An important point: SI metric unit short forms are officially designated at
symbols, not abbreviations.
This seemingly minor point is importent because it relates to several other
usage rules:
SI symbols are never followed by a period (whereas abbreviations are).
SI symbols are never followed by an "s" to form a plural (although
abbreviations sometimes are).
SI symbols are always of the specified case (capital or lower case), so
that (for example)
the symbol for kilowatts is kW. The forms "KW", "kw" and "Kw" are all
incorrect.
SI symbols are the same regardless of language or alphabet. The symbol for
ohms, for example,
is the Greek letter capital omega (Ω) regardless of whether a
document is written in
English or Greek or Swahili or Japanese, etc.
All these special characteristics of the SI short forms are emphasized by
designating them as
symbols, not abbreviations.
That is why some of your expressions (below) are incorrect.
On Jun 2 , at 1:55 PM, Paul Rittman wrote:
> You can see what I have, on this pdf: http://www.paulrittman.com/Metric.pdf
> Area...
> Los Angeles County is 10,577 square km
>
The expression "square km" is a mixture of a word (square) and a symbol (km).

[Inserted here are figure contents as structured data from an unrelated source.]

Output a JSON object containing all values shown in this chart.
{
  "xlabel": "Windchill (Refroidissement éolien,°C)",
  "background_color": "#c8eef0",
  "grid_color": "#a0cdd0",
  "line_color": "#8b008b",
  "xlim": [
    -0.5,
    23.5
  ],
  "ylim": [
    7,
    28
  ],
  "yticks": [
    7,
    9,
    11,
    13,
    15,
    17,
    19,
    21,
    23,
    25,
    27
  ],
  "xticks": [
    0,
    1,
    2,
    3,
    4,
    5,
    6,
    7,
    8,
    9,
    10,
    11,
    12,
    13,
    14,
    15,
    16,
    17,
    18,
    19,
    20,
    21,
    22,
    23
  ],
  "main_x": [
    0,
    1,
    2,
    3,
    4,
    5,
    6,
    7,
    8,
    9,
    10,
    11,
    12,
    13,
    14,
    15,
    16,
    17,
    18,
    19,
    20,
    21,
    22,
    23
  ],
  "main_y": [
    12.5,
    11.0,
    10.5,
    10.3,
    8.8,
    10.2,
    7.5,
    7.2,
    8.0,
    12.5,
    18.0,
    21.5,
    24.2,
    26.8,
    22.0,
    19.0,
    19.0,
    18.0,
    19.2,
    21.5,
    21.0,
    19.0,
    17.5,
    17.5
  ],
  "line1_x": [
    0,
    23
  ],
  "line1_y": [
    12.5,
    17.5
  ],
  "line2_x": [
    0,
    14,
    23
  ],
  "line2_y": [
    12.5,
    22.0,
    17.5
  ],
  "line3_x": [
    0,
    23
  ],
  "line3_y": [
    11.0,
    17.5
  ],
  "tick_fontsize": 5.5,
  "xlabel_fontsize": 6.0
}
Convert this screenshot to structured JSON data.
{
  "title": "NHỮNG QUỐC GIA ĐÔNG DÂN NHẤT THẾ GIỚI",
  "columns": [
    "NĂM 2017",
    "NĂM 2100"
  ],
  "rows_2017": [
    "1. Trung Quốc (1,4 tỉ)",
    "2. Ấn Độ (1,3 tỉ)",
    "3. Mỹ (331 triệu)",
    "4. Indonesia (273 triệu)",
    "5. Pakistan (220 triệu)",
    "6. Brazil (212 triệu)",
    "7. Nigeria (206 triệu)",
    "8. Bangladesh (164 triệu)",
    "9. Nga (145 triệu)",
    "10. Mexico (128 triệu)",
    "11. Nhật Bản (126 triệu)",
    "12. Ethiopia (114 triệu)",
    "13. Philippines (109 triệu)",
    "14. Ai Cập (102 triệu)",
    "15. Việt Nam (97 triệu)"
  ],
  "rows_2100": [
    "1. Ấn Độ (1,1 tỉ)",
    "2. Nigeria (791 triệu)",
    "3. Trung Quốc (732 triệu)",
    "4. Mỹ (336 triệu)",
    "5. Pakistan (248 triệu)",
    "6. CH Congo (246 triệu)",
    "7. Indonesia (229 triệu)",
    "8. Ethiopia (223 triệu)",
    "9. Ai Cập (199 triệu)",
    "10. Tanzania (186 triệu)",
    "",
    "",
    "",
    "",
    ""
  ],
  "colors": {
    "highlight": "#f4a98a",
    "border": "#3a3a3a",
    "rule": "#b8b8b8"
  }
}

Correct form is to use all words (square kilometre) or all symbols (km²). *
> California is some 425,000 square km (423,970 km2)
>
"square km" is wrong as noted above. "km2" is wrong because the 2 should be an
exponent;
however, see footnote in PS below *. This "error" may be an equipment error not
a human error.
However, it is still an error.
> Alaska has some 1.7 million square km (1,717,854 km2)
>
Same two errors
> The United States is some 10 million square km (9,826,675 sq km) Russia is 17
> million sq km (17,098,242 sq km)
>
One error the same as earlier, but new one appears.
The expression "sq km" is wrong because it combines an abbreviation (sq) and a
symbol (km).
Use all words (square kilometre) or all symbols (km²). Never use abbreviations
at all.
Regards,
Bill Hooper
=====================
* PS
The superscript "2" for square does not always show properly on different
computers.
This should be the correct version of the symbol for square kilometres:
km²
If this does not show as "km" followed by the exponent "2", then your equipment
is not reading my message correctly.